L’odorat est sensible aux fortes odeurs qui frappent fort. Les différents verbes que nous avons mentionnés indiquent à quel point ces sensations peuvent nous bouleverser.
[1] Les langues ont évidemment diverses formes équivalentes : pooh ! en anglais, pah, puh ! ou igitt ! en allemand, bah !, uf ! en espagnol, etc.
[2] L’article Pouah ! dans le Trésor de la langue française informatisé (TLF) donne des exemples variés, puisés chez des auteurs de divers registres, du 18e au 20e siècle. En français, l’exclamation apparaît d’abord chez Molière (George Dandin, II, 1, [éd. de La Pléiade p. 990] dans la bouche de Lubin mécontent de la résistance de Claudine : « Fi poua la vilaine qui est cruelle. »). En finale, -h a ensuite indiqué l’exclamation.

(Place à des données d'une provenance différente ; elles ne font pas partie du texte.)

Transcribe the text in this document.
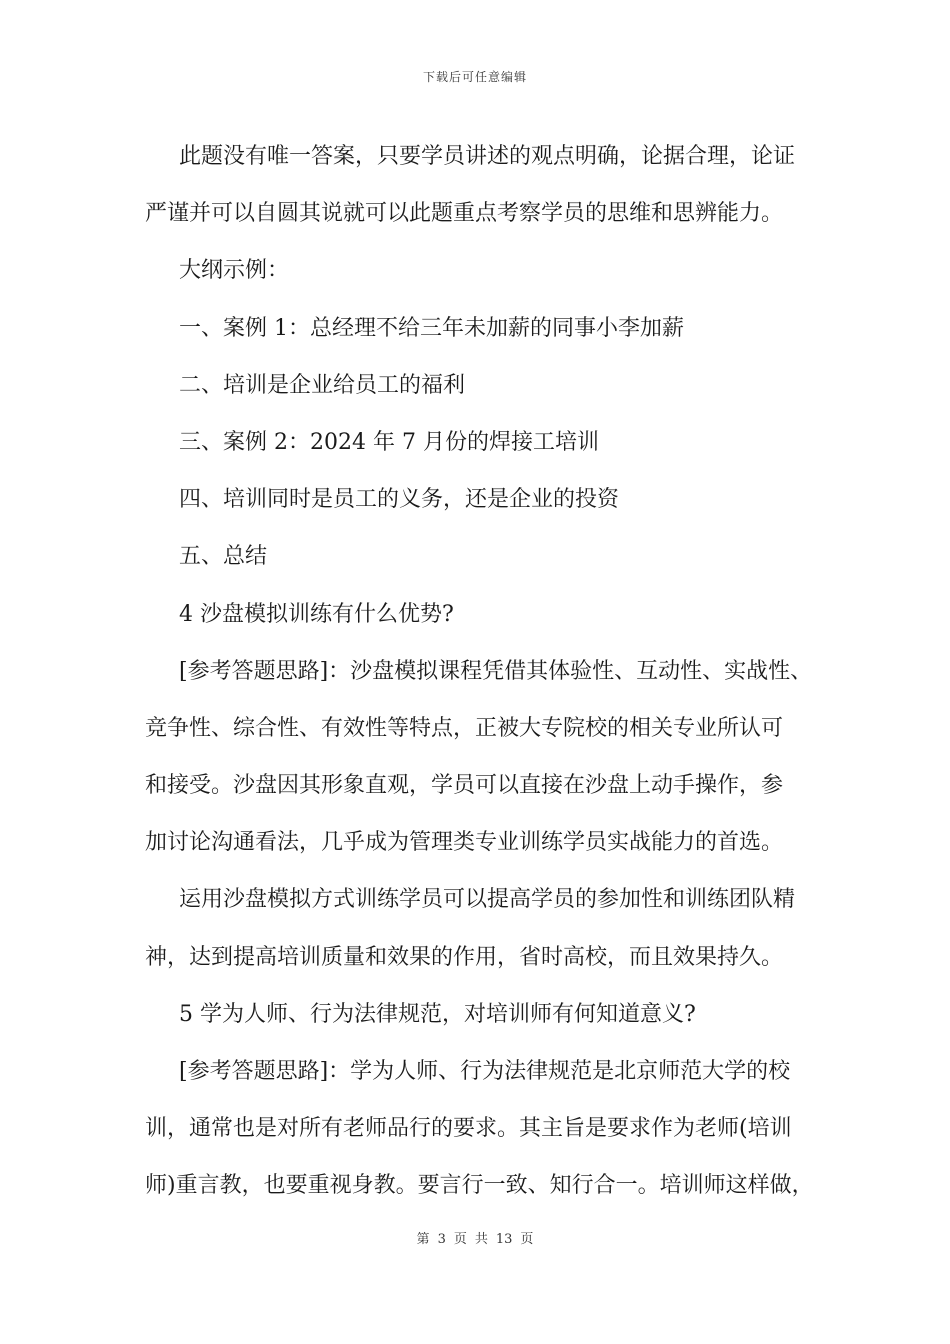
下载后可任意编辑
此题没有唯一答案，只要学员讲述的观点明确，论据合理，论证
严谨并可以自圆其说就可以此题重点考察学员的思维和思辨能力。
大纲示例：
一、案例 1：总经理不给三年未加薪的同事小李加薪
二、培训是企业给员工的福利
三、案例 2：2024 年 7 月份的焊接工培训
四、培训同时是员工的义务，还是企业的投资
五、总结
4 沙盘模拟训练有什么优势?
[参考答题思路]：沙盘模拟课程凭借其体验性、互动性、实战性、
竞争性、综合性、有效性等特点，正被大专院校的相关专业所认可
和接受。沙盘因其形象直观，学员可以直接在沙盘上动手操作，参
加讨论沟通看法，几乎成为管理类专业训练学员实战能力的首选。
运用沙盘模拟方式训练学员可以提高学员的参加性和训练团队精
神，达到提高培训质量和效果的作用，省时高校，而且效果持久。
5 学为人师、行为法律规范，对培训师有何知道意义?
[参考答题思路]：学为人师、行为法律规范是北京师范大学的校
训，通常也是对所有老师品行的要求。其主旨是要求作为老师(培训
师)重言教，也要重视身教。要言行一致、知行合一。培训师这样做，
第 3 页 共 13 页
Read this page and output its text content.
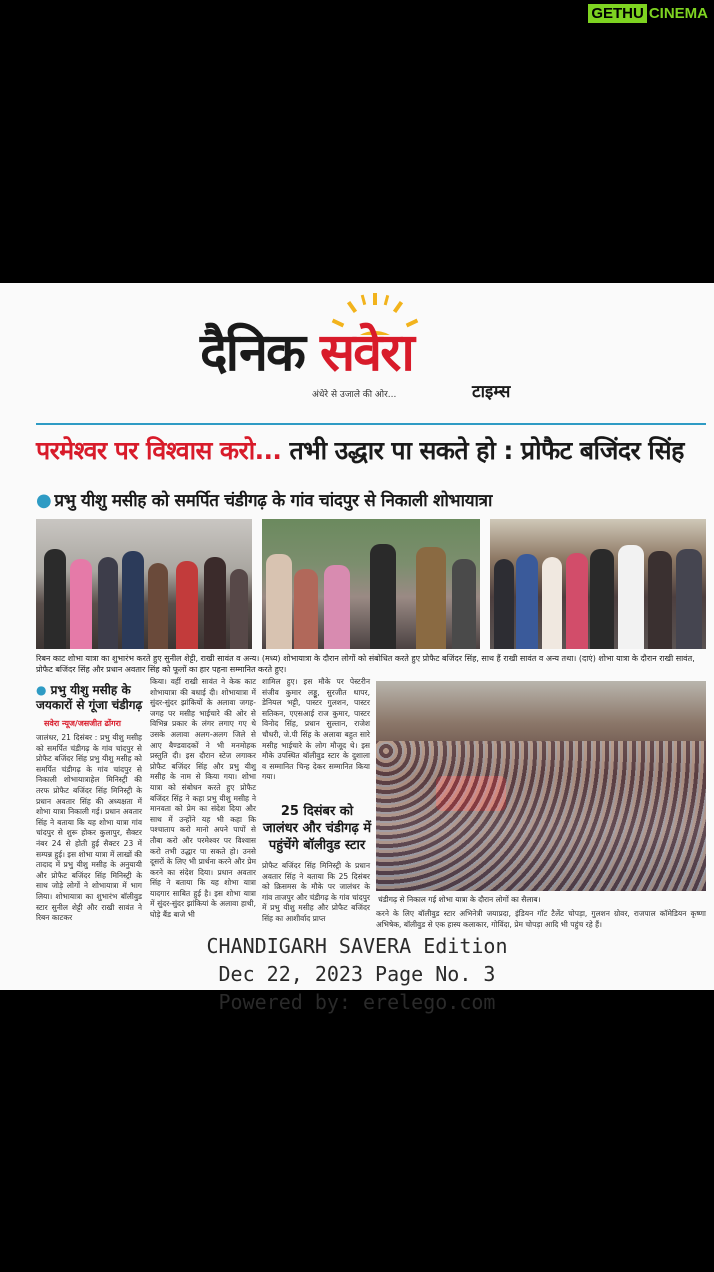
GETHU CINEMA
दैनिक सवेरा
अंधेरे से उजाले की ओर...	टाइम्स
परमेश्वर पर विश्वास करो... तभी उद्धार पा सकते हो : प्रोफैट बजिंदर सिंह
● प्रभु यीशु मसीह को समर्पित चंडीगढ़ के गांव चांदपुर से निकाली शोभायात्रा
रिबन काट शोभा यात्रा का शुभारंभ करते हुए सुनील शेट्टी, राखी सावंत व अन्य। (मध्य) शोभायात्रा के दौरान लोगों को संबोधित करते हुए प्रोफैट बजिंदर सिंह, साथ हैं राखी सावंत व अन्य तथा। (दाएं) शोभा यात्रा के दौरान राखी सावंत, प्रोफैट बजिंदर सिंह और प्रधान अवतार सिंह को फूलों का हार पहना सम्मानित करते हुए।
● प्रभु यीशु मसीह के जयकारों से गूंजा चंडीगढ़
सवेरा न्यूज/जसजीत ढोंगरा
जालंधर, 21 दिसंबर : प्रभु यीशु मसीह को समर्पित चंडीगढ़ के गांव चांदपुर से प्रोफैट बजिंदर सिंह प्रभु यीशु मसीह को समर्पित चंडीगढ़ के गांव चांदपुर से निकाली शोभायात्राहेल मिनिस्ट्री की तरफ प्रोफैट बजिंदर सिंह मिनिस्ट्री के प्रधान अवतार सिंह की अध्यक्षता में शोभा यात्रा निकाली गई। प्रधान अवतार सिंह ने बताया कि यह शोभा यात्रा गांव चांदपुर से शुरू होकर कुलापुर, सैक्टर नंबर 24 से होती हुई सैक्टर 23 में सम्पन्न हुई। इस शोभा यात्रा में लाखों की तादाद में प्रभु यीशु मसीह के अनुयायी और प्रोफैट बजिंदर सिंह मिनिस्ट्री के साथ जोड़े लोगों ने शोभायात्रा में भाग लिया। शोभायात्रा का शुभारंभ बॉलीवुड स्टार सुनील शेट्टी और राखी सावंत ने रिबन काटकर
किया। वहीं राखी सावंत ने केक काट शोभायात्रा की बधाई दी। शोभायात्रा में सुंदर-सुंदर झांकियों के अलावा जगह-जगह पर मसीह भाईचारे की ओर से विभिन्न प्रकार के लंगर लगाए गए थे उसके अलावा अलग-अलग जिले से आए बैण्डवादकों ने भी मनमोहक प्रस्तुति दी। इस दौरान स्टेज लगाकर प्रोफैट बजिंदर सिंह और प्रभु यीशु मसीह के नाम से किया गया। शोभा यात्रा को संबोधन करते हुए प्रोफैट बजिंदर सिंह ने कहा प्रभु यीशु मसीह ने मानवता को प्रेम का संदेश दिया और साथ में उन्होंने यह भी कहा कि पश्चाताप करो मानो अपने पापों से तौबा करो और परमेश्वर पर विश्वास करो तभी उद्धार पा सकते हो। उनसे दूसरों के लिए भी प्रार्थना करने और प्रेम करने का संदेश दिया। प्रधान अवतार सिंह ने बताया कि यह शोभा यात्रा यादगार साबित हुई है। इस शोभा यात्रा में सुंदर-सुंदर झांकियां के अलावा हाथी, घोड़े बैंड बाजे भी
शामिल हुए। इस मौके पर पेस्टरीन संजीव कुमार लड्डू, सुरजीत थापर, डेनियल भट्टी, पास्टर गुलशन, पास्टर सतिकन, एएसआई राज कुमार, पास्टर विनोद सिंह, प्रधान सुल्तान, राजेश चौधरी, जे.पी सिंह के अलावा बहुत सारे मसीह भाईचारे के लोग मौजूद थे। इस मौके उपस्थित बॉलीवुड स्टार के दुशाला व सम्मानित चिन्ह देकर सम्मानित किया गया।
25 दिसंबर को जालंधर और चंडीगढ़ में पहुंचेंगे बॉलीवुड स्टार
प्रोफैट बजिंदर सिंह मिनिस्ट्री के प्रधान अवतार सिंह ने बताया कि 25 दिसंबर को क्रिसमस के मौके पर जालंधर के गांव ताजपुर और चंडीगढ़ के गांव चांदपुर में प्रभु यीशु मसीह और प्रोफैट बजिंदर सिंह का आशीर्वाद प्राप्त
चंडीगढ़ से निकाल गई शोभा यात्रा के दौरान लोगों का सैलाब।
करने के लिए बॉलीवुड स्टार अभिनेत्री जयाप्रदा, इंडियन गॉट टैलेंट चोपड़ा, गुलशन ग्रोवर, राजपाल कॉमेडियन कृष्णा अभिषेक, बॉलीवुड से एक हास्य कलाकार, गोविंदा, प्रेम चोपड़ा आदि भी पहुंच रहे हैं।
CHANDIGARH SAVERA Edition
Dec 22, 2023 Page No. 3
Powered by: erelego.com
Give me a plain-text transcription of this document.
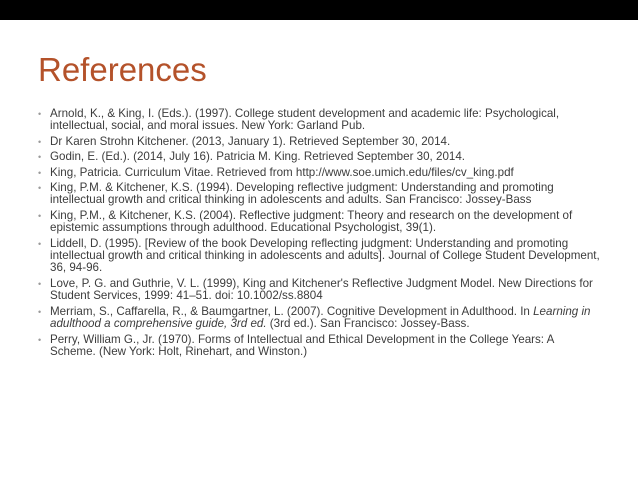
References
• Arnold, K., & King, I. (Eds.). (1997). College student development and academic life: Psychological, intellectual, social, and moral issues. New York: Garland Pub.
• Dr Karen Strohn Kitchener. (2013, January 1). Retrieved September 30, 2014.
• Godin, E. (Ed.). (2014, July 16). Patricia M. King. Retrieved September 30, 2014.
• King, Patricia. Curriculum Vitae. Retrieved from http://www.soe.umich.edu/files/cv_king.pdf
• King, P.M. & Kitchener, K.S. (1994). Developing reflective judgment: Understanding and promoting intellectual growth and critical thinking in adolescents and adults. San Francisco: Jossey-Bass
• King, P.M., & Kitchener, K.S. (2004). Reflective judgment: Theory and research on the development of epistemic assumptions through adulthood. Educational Psychologist, 39(1).
• Liddell, D. (1995). [Review of the book Developing reflecting judgment: Understanding and promoting intellectual growth and critical thinking in adolescents and adults]. Journal of College Student Development, 36, 94-96.
• Love, P. G. and Guthrie, V. L. (1999), King and Kitchener's Reflective Judgment Model. New Directions for Student Services, 1999: 41–51. doi: 10.1002/ss.8804
• Merriam, S., Caffarella, R., & Baumgartner, L. (2007). Cognitive Development in Adulthood. In Learning in adulthood a comprehensive guide, 3rd ed. (3rd ed.). San Francisco: Jossey-Bass.
• Perry, William G., Jr. (1970). Forms of Intellectual and Ethical Development in the College Years: A Scheme. (New York: Holt, Rinehart, and Winston.)
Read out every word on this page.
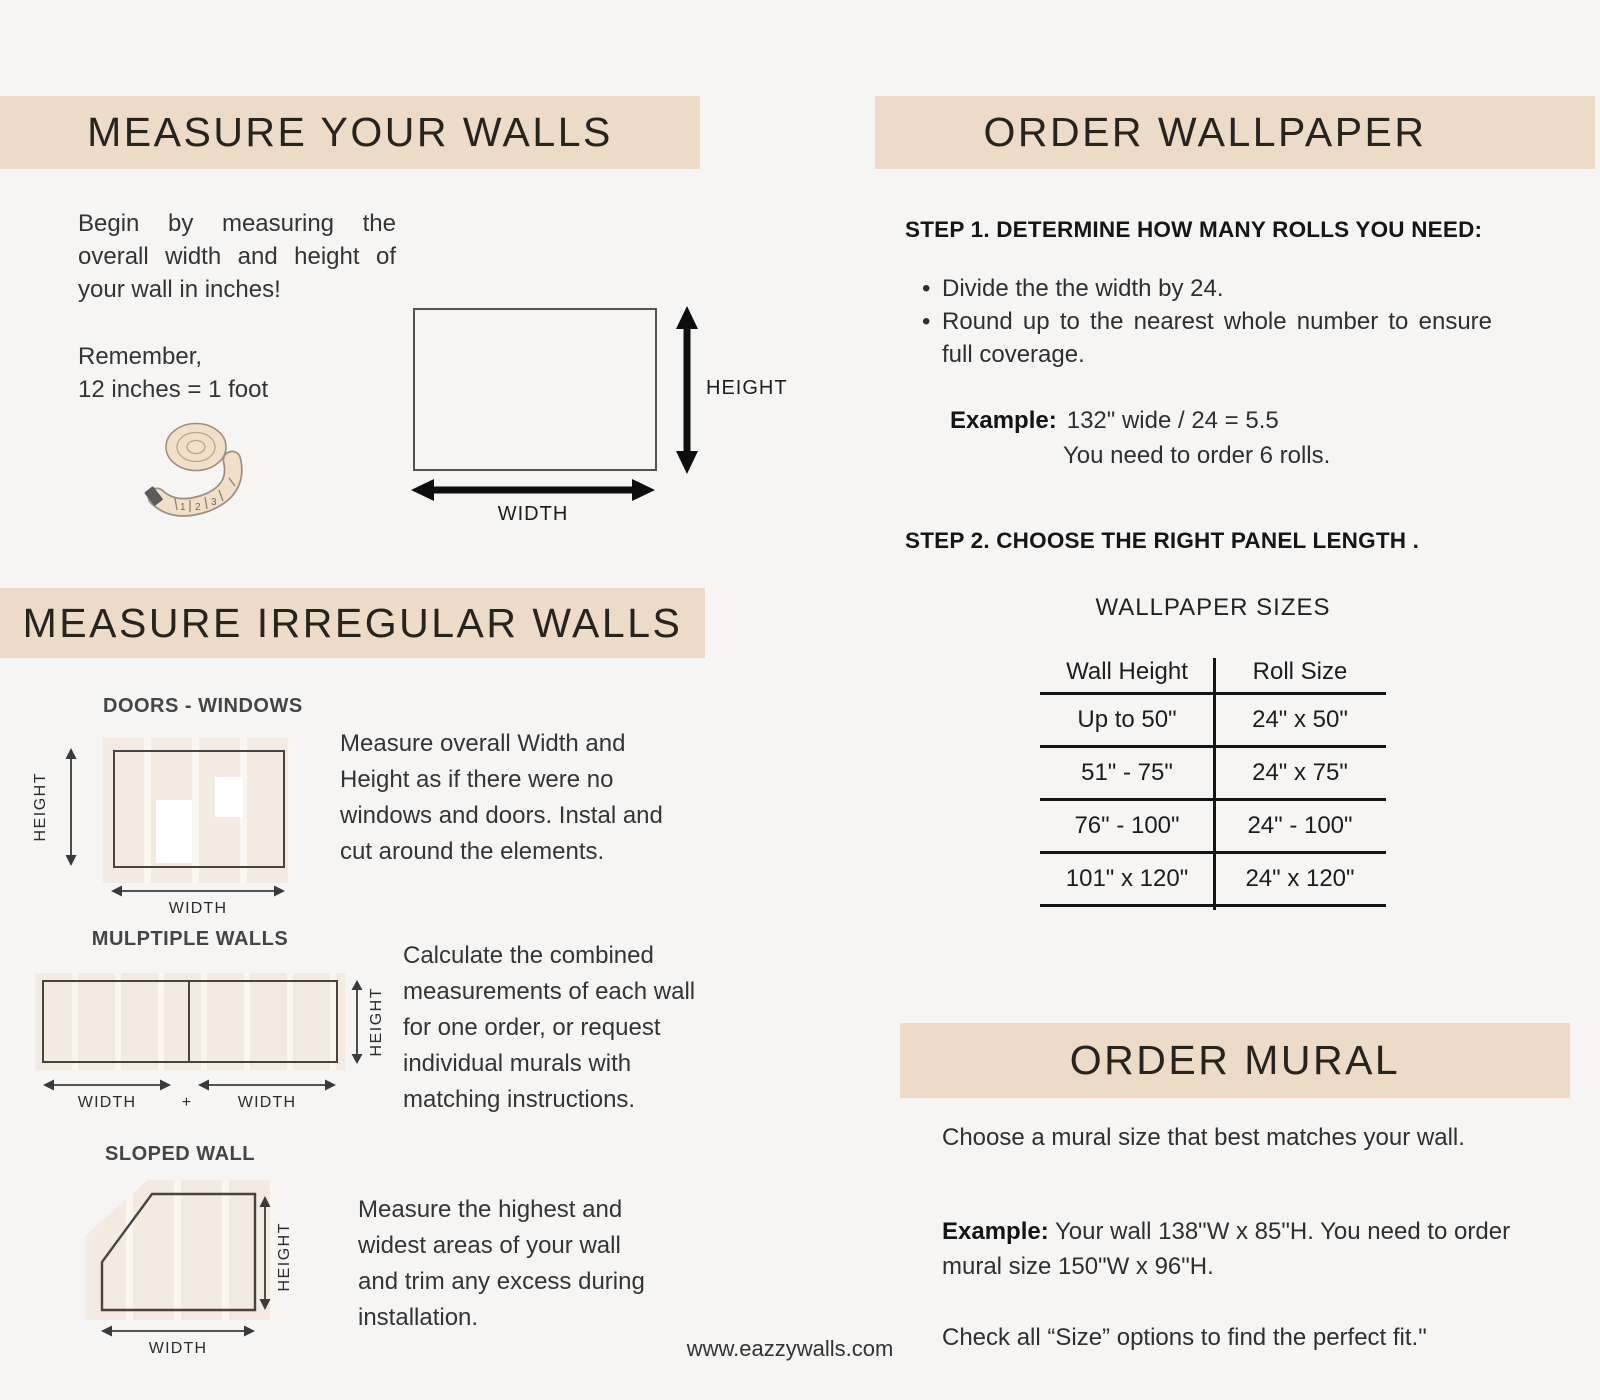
MEASURE YOUR WALLS
Begin by measuring the overall width and height of your wall in inches!
Remember,
12 inches = 1 foot
1 2 3
HEIGHT
WIDTH
MEASURE IRREGULAR WALLS
DOORS - WINDOWS
HEIGHT
WIDTH
Measure overall Width and Height as if there were no windows and doors. Instal and cut around the elements.
MULPTIPLE WALLS
HEIGHT
WIDTH	+	WIDTH
Calculate the combined measurements of each wall for one order, or request individual murals with matching instructions.
SLOPED WALL
HEIGHT
WIDTH
Measure the highest and widest areas of your wall and trim any excess during installation.
ORDER WALLPAPER
STEP 1. DETERMINE HOW MANY ROLLS YOU NEED:
• Divide the the width by 24.
• Round up to the nearest whole number to ensure full coverage.
Example: 132" wide / 24 = 5.5
You need to order 6 rolls.
STEP 2. CHOOSE THE RIGHT PANEL LENGTH .
WALLPAPER SIZES
Wall Height	Roll Size
Up to 50"	24" x 50"
51" - 75"	24" x 75"
76" - 100"	24" - 100"
101" x 120"	24" x 120"
ORDER MURAL
Choose a mural size that best matches your wall.
Example: Your wall 138"W x 85"H. You need to order mural size 150"W x 96"H.
Check all “Size” options to find the perfect fit."
www.eazzywalls.com
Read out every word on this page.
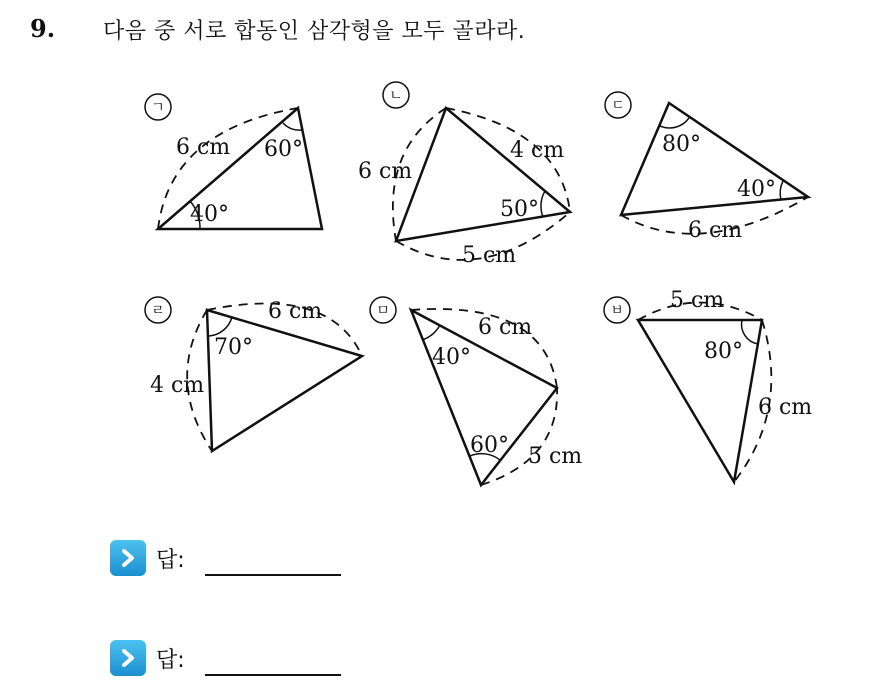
9. 다음 중 서로 합동인 삼각형을 모두 골라라.
ㄱ
6 cm 60°
40°
ㄴ
6 cm
4 cm
50°
5 cm
ㄷ
80°
40°
6 cm
ㄹ	6 cm
70°
4 cm
ㅁ
6 cm
40°
60° 5 cm
ㅂ 5 cm
80°
6 cm
답:
답:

[3] Le verbe apparut d’abord sous la forme puir ; le changement de conjugaison eut lieu progressivement dès le 16e siècle (sous l’influence analogique de tuer, suer et des autres verbes en -uer). À l’origine, le latin pūteo,-es,-ēre, « être pourri, gâté, corrompu ; puer » (Ernout-Meillet, Dictionnaire étymologique de la langue latine, Histoire des mots [DELL], s. u. puteo. En supposant le bas latin *putire, on explique l’ancien français puir. Le nom latin neutre pūs, -pūris signifie le pus, produit de pourriture. Voir aussi l’article πύθομαι [puthomai] « pourrir, se putréfier » de Chantraine, Dictionnaire étymologique de la langue grecque, Histoire des mots [DELG] : à la base le nom neutre πύον, ou πύος, « pus », avec des correspondants dans diverses langues indo-européennes, tous formés à partir d’une exclamation de dégoût *pu ou pū (équivalent de notre pouah).
[4] Le mot pustule dérive du dérivé latin pus(t)ula.
[5] Citation de Bertrand Blier dans son roman Les Valseuses (son film, qui en est l’adaptation, date de 1974), cf. J. Cellard,-A. Rey, Dictionnaire du français non conventionnel, Paris, 1980, p. 199.
[6] Le mot fouet (attesté depuis le 14e siècle) dont dérive le verbe dérive lui-même de l’ancien français fou « hêtre » (< latin fagus), variante fau. On est donc passé de la baguette hêtre au fouet.
[7] Le Petit Larousse illustré [PLi)de 2022 admet les deux orthographes.
[8] Le verbe gogoter est indiqué par L. Rigaud dans son Dictionnaire de l’argot moderne (Paris, 1881, p. 198) et glosé puer ; il est dit appartenir au « jargon des barrières » (c’est -à-dire aux portes de Paris, au-delà des barrières de l’octroi, là où s’était établi un peuple mal famé). Si ce verbe dont Rigaud donne un exemple (« Qu’est-ce qui gogote comme ça ? ») est réel, il n’y en a pas d’exemple ailleurs, à notre connaissance. Il pourrait dériver des gogues « fosses d’aisance », avec redoublement initial.